Le code de la santé publique est très strict et interdit aux masseurs-kinésithérapeutes de faire usage de procédés directs ou indirects de publicité. La santé est en effet un domaine qui impose des règles spécifiques afin de protéger les patients. Si les pratiques commerciales sont interdites aux masseurs-kinésithérapeutes, ils peuvent néanmoins informer leurs patients et respecter le code de la santé publique.  Quelques pistes pour vous y retrouver ! 

 

  1. La réglementation en vigueur

  2. Comment informer mes patients

  3. Pour résumer

 

 

La réglementation en vigueur

L’article R. 4321-67 du Code de la santé publique (CSP) est très clair : « la masso-kinésithérapie ne doit pas être pratiquée comme un commerce. Sont interdits tous procédés directs ou indirects de publicité ». 

 

D’autres articles viennent, par-delà ces interdictions relatives au commerce et à la publicité, définir des règles positives ou prescriptives, encadrant les mentions dont un masseur-kinésithérapeute peut faire état

Ainsi, les articles R. 4321-123 à R. 4321-126 du CSP réglementent un certain nombre de supports d’information tels que la parution dans les annuaires à usage du public ou les indications qu’un masseur-kinésithérapeute est autorisé à faire figurer sur ses documents et sa plaque professionnelle. 

 

Un décret du 22 décembre 2020 est venu assouplir la réglementation concernant la communication professionnelle des masseur-kinésithérapeutes en mettant fin à l’interdiction générale de recourir à des procédés publicitaires, permettant ainsi une communication au public « par tout moyen, y compris un site internet ». Le contenu de l’information à délivrer demeure néanmoins encadrée afin de  protéger la santé publique et de rendre les procédés publicitaires compatibles avec les règles professionnelles préexistantes.

 

 

Comment informer les patients ? 

Les masseurs-kinésithérapeutes sont évidemment les plus à même d’informer leurs patients sur les soins de masso-kinésithérapie.

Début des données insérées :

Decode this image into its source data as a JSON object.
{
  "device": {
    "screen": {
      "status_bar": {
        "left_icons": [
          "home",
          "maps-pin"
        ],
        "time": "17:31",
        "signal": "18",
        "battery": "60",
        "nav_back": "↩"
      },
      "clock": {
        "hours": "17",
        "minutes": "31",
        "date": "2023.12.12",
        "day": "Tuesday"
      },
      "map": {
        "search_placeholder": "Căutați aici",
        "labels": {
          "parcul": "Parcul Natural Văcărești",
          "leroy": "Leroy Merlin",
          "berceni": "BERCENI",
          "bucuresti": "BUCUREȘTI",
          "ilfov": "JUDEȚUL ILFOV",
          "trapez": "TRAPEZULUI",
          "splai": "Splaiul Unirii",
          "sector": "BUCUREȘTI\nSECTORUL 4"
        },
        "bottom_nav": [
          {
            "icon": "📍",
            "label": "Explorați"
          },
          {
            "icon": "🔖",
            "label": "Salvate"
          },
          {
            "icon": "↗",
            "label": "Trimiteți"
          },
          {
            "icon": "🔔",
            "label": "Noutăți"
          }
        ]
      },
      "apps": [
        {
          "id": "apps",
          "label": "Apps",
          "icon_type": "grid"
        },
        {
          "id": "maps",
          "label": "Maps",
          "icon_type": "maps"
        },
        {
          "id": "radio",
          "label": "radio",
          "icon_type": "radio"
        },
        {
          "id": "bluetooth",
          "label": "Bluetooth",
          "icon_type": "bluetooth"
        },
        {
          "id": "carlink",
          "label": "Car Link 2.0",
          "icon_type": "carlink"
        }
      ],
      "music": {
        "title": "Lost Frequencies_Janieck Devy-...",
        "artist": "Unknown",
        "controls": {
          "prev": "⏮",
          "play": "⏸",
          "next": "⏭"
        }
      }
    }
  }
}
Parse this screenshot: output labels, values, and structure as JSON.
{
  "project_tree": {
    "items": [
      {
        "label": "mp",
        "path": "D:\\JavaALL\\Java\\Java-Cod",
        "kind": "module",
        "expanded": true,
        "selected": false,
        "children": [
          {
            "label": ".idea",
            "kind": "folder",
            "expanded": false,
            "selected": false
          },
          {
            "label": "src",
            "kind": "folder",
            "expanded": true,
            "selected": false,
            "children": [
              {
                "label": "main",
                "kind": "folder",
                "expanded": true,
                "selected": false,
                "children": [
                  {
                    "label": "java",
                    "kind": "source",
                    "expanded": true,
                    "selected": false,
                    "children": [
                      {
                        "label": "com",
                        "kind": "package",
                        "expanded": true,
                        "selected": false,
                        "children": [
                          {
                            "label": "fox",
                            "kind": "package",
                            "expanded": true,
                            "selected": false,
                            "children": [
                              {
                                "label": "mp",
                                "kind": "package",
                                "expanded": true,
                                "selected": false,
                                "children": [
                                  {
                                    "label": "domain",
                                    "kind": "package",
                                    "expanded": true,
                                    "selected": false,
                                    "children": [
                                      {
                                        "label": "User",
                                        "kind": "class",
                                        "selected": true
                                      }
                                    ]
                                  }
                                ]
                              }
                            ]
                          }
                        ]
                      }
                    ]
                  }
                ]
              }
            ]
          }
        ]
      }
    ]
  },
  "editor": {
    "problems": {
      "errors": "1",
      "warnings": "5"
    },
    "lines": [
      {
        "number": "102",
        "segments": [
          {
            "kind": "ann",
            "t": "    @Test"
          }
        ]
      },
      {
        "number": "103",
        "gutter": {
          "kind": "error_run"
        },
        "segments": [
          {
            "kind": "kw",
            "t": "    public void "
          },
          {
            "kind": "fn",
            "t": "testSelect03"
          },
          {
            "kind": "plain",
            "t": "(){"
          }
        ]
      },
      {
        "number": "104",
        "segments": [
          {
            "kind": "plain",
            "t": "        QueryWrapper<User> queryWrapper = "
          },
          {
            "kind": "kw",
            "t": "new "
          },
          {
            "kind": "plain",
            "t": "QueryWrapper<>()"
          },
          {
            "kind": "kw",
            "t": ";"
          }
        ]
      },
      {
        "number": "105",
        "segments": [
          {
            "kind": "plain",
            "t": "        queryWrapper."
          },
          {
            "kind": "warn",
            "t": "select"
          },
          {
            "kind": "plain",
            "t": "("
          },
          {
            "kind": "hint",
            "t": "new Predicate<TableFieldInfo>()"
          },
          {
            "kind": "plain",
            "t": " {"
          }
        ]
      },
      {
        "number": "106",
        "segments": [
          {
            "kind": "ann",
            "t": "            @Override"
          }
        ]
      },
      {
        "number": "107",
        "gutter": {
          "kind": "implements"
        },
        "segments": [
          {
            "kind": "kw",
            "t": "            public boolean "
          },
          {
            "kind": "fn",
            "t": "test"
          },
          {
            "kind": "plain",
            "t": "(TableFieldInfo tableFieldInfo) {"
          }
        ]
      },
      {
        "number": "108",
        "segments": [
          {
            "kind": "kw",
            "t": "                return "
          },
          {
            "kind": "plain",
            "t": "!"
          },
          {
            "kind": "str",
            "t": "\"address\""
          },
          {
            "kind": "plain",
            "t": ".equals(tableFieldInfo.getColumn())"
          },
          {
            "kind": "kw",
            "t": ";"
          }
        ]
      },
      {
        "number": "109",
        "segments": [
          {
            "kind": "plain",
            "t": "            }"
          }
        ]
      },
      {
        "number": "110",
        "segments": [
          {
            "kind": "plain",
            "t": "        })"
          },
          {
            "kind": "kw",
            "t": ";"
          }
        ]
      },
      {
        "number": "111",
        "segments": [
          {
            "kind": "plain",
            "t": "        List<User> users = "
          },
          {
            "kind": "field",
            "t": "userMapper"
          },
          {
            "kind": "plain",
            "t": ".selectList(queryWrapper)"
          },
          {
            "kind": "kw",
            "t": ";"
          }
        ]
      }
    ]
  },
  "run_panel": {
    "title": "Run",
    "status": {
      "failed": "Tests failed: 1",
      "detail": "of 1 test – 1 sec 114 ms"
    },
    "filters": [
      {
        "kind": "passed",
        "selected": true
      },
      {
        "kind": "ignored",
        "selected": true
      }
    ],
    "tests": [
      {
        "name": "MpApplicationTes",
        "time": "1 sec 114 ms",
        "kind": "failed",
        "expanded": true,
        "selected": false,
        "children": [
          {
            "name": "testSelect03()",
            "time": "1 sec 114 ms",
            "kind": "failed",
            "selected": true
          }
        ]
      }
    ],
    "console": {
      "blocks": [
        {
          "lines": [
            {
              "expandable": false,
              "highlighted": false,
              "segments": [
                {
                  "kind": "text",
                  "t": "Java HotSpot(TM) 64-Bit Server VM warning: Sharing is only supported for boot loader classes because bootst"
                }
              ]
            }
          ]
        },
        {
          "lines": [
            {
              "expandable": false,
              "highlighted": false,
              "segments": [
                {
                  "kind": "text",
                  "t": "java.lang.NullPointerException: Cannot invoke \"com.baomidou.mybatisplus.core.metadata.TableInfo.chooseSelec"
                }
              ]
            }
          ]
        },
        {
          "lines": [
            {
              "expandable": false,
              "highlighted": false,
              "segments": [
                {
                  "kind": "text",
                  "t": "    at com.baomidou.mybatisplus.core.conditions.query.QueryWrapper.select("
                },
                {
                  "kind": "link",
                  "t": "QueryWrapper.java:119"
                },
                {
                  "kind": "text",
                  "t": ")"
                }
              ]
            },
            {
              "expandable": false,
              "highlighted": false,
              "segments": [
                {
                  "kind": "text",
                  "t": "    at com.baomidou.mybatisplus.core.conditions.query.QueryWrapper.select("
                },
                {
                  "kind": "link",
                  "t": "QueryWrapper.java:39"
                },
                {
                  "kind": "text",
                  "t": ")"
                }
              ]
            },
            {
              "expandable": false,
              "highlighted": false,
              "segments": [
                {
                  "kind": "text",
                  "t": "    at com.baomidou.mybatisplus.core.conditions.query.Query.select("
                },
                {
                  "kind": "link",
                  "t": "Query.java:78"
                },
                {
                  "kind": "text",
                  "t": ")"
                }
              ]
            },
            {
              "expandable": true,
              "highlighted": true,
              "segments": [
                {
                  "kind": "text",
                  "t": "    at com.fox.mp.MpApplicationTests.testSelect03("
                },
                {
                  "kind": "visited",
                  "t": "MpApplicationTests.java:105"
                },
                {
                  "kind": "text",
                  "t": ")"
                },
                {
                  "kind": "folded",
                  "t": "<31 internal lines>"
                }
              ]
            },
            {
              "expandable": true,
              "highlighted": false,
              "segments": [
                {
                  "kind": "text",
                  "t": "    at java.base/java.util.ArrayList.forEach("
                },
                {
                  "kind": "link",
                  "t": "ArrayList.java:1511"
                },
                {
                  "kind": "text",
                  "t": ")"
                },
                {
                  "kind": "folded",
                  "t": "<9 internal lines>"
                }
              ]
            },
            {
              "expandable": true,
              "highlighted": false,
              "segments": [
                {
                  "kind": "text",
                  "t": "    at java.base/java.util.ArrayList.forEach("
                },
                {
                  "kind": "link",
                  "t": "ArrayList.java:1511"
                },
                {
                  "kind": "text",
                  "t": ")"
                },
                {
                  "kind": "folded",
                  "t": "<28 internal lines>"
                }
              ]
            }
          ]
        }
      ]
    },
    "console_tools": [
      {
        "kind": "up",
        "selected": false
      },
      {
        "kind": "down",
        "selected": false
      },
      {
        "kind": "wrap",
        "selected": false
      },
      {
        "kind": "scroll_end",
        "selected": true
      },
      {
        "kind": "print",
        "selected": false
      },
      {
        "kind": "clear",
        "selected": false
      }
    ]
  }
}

Il s’agit alors de s’y retrouver. Voici quelques repères : 

 

  • Au cabinet 

Différentes informations peuvent être mises à disposition dans la salle d’attente si elles sont objectives, ont une finalité scientifique préventive ou pédagogique et ne font pas la promotion de l’activité du masseur-kinésithérapeute.

  • La plaque

Seules les mentions des noms, prénoms, adresse professionnelle, numéro de téléphone, adresse de messagerie internet, qualifications, titres et diplômes, jours et heures de consultations sont autorisées.

 

  • Réseaux sociaux

Toute communication doit respecter l’anonymat des patients et ne dévoiler aucune information personnelle médicale ; elle doit également toujours demeurer informative et ne pas laisser soupçonner un démarchage.

 

  • Site internet et plateformes de prise de rendez-vous

De la même façon, l’idée est d’informer le grand public, de lui soumettre des éléments objectifs, validés scientifiquement.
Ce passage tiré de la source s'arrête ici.